我需要一种方法来删除字符串的第一个字符,这是一个空格。我正在寻找一个方法,甚至是一个扩展的字符串类型,我可以用来削减字符串的字符。
当前回答
从技术上讲,这不是对原始问题的回答,但由于这里的许多帖子都给出了删除所有空白的答案,这里是一个更新的、更简洁的版本:
let stringWithouTAnyWhitespace = string.filter {!$0.isWhitespace}
其他回答
另一个答案是,有时输入字符串在单词之间可以包含多个空格。如果你需要标准化,单词之间只有一个空格,试试这个(Swift 4/5)
let inputString = " a very strange text ! "
let validInput = inputString.components(separatedBy:.whitespacesAndNewlines).filter { $0.count > 0 }.joined(separator: " ")
print(validInput) // "a very strange text !"
如果有人从字符串中删除额外的空格,例如= "这是演示文本,请在单词之间删除额外的空格。
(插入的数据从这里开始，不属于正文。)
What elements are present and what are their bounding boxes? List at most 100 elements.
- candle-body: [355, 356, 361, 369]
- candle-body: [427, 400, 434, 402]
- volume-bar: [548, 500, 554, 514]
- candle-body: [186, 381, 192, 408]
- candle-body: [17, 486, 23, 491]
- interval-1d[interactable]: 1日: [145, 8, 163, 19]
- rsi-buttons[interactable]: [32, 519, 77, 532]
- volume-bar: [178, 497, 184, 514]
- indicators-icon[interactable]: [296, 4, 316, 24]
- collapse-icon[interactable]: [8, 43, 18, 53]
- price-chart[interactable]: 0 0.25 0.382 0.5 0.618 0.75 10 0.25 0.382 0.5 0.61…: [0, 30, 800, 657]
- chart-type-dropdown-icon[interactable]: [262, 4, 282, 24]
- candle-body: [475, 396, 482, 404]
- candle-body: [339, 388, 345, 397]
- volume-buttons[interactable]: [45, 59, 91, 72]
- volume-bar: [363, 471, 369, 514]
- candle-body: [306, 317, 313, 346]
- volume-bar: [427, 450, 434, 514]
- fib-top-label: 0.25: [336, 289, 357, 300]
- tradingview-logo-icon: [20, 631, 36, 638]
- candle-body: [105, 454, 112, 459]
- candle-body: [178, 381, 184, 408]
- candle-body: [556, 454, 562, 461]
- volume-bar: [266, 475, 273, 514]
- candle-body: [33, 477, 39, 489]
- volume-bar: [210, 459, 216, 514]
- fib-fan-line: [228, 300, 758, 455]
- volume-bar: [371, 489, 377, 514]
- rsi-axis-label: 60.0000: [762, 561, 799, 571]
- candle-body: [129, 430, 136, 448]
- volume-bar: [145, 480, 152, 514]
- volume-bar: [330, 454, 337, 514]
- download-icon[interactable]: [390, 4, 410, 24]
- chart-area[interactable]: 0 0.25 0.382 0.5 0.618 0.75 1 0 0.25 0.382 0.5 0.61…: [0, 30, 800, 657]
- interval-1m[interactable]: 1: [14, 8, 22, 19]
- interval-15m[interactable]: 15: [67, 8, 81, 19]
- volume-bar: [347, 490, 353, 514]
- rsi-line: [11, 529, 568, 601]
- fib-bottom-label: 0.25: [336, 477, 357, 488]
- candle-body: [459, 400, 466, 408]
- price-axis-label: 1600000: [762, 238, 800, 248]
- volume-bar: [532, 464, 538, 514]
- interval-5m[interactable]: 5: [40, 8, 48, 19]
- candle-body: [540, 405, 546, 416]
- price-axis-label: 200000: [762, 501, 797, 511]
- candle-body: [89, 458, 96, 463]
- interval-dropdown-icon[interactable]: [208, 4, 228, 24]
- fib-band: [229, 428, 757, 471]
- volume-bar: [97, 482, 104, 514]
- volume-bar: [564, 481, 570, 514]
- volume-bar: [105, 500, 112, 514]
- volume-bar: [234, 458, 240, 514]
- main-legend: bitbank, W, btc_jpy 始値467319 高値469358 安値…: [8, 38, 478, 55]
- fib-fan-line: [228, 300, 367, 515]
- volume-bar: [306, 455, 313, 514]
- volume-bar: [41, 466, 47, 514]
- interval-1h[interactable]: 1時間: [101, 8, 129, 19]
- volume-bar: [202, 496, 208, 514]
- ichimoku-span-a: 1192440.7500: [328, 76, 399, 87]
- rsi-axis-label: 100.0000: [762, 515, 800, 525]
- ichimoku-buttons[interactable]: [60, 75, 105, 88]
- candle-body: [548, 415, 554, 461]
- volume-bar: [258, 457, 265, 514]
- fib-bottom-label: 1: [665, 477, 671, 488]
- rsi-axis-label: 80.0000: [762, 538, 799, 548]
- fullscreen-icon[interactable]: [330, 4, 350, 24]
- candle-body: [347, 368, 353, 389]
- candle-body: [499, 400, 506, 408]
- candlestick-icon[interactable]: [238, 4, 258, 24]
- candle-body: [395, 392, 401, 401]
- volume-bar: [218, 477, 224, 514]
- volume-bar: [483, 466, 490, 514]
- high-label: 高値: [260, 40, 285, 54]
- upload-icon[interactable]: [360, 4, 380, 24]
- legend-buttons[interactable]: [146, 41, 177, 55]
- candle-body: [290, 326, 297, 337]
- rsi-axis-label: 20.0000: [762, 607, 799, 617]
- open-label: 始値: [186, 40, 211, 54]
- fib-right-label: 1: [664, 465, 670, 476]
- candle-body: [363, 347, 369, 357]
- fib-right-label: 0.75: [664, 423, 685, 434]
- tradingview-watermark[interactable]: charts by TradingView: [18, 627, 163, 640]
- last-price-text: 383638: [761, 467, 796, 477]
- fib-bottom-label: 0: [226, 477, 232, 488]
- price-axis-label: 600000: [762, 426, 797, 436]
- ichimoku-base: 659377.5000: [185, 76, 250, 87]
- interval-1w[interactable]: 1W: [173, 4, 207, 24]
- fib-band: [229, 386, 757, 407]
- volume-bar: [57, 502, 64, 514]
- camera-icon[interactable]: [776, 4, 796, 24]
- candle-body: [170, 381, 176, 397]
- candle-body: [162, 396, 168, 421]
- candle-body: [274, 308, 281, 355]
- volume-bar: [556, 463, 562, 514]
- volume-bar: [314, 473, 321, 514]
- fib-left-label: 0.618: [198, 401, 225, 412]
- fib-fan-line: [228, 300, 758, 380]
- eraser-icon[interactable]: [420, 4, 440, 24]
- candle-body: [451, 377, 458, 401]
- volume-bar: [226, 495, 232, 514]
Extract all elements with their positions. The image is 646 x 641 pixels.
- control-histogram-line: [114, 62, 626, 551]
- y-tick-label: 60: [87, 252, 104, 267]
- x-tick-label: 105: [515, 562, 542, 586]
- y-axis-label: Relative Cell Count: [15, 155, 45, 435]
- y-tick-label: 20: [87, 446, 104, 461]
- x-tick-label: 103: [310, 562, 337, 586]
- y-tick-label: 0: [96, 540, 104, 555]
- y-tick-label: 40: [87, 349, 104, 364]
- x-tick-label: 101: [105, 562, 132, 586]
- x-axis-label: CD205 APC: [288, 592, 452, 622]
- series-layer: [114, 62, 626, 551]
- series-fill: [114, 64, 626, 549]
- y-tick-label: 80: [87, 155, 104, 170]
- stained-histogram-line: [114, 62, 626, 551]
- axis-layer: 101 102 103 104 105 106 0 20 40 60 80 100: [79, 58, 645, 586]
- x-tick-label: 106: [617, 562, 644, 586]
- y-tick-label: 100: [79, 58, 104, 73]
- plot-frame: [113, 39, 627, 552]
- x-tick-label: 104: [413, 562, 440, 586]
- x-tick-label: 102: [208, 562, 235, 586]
"
你可以在Swift 4中使用这个函数。
func removeSpace(_ string: String) -> String{
var str: String = String(string[string.startIndex])
for (index,value) in string.enumerated(){
if index > 0{
let indexBefore = string.index(before: String.Index.init(encodedOffset: index))
if value == " " && string[indexBefore] == " "{
}else{
str.append(value)
}
}
}
return str
}
结果是
"This is the demo text remove extra space between the words."
extension String {
var removingWhitespaceAndNewLines: String {
return removing(.whitespacesAndNewlines)
}
func removing(_ forbiddenCharacters: CharacterSet) -> String {
return String(unicodeScalars.filter({ !forbiddenCharacters.contains($0) }))
}
}
快速解决方案:
用法:
let txt = " hello world "
let txt1 = txt.trimStart() // "hello world "
let txt2 = txt.trimEnd() // " hello world"
用法二:
let txt = "rr rrr rrhello world r r r r r r"
let txt1 = txt.trimStart(["r", " "]) // "hello world r r r r r r"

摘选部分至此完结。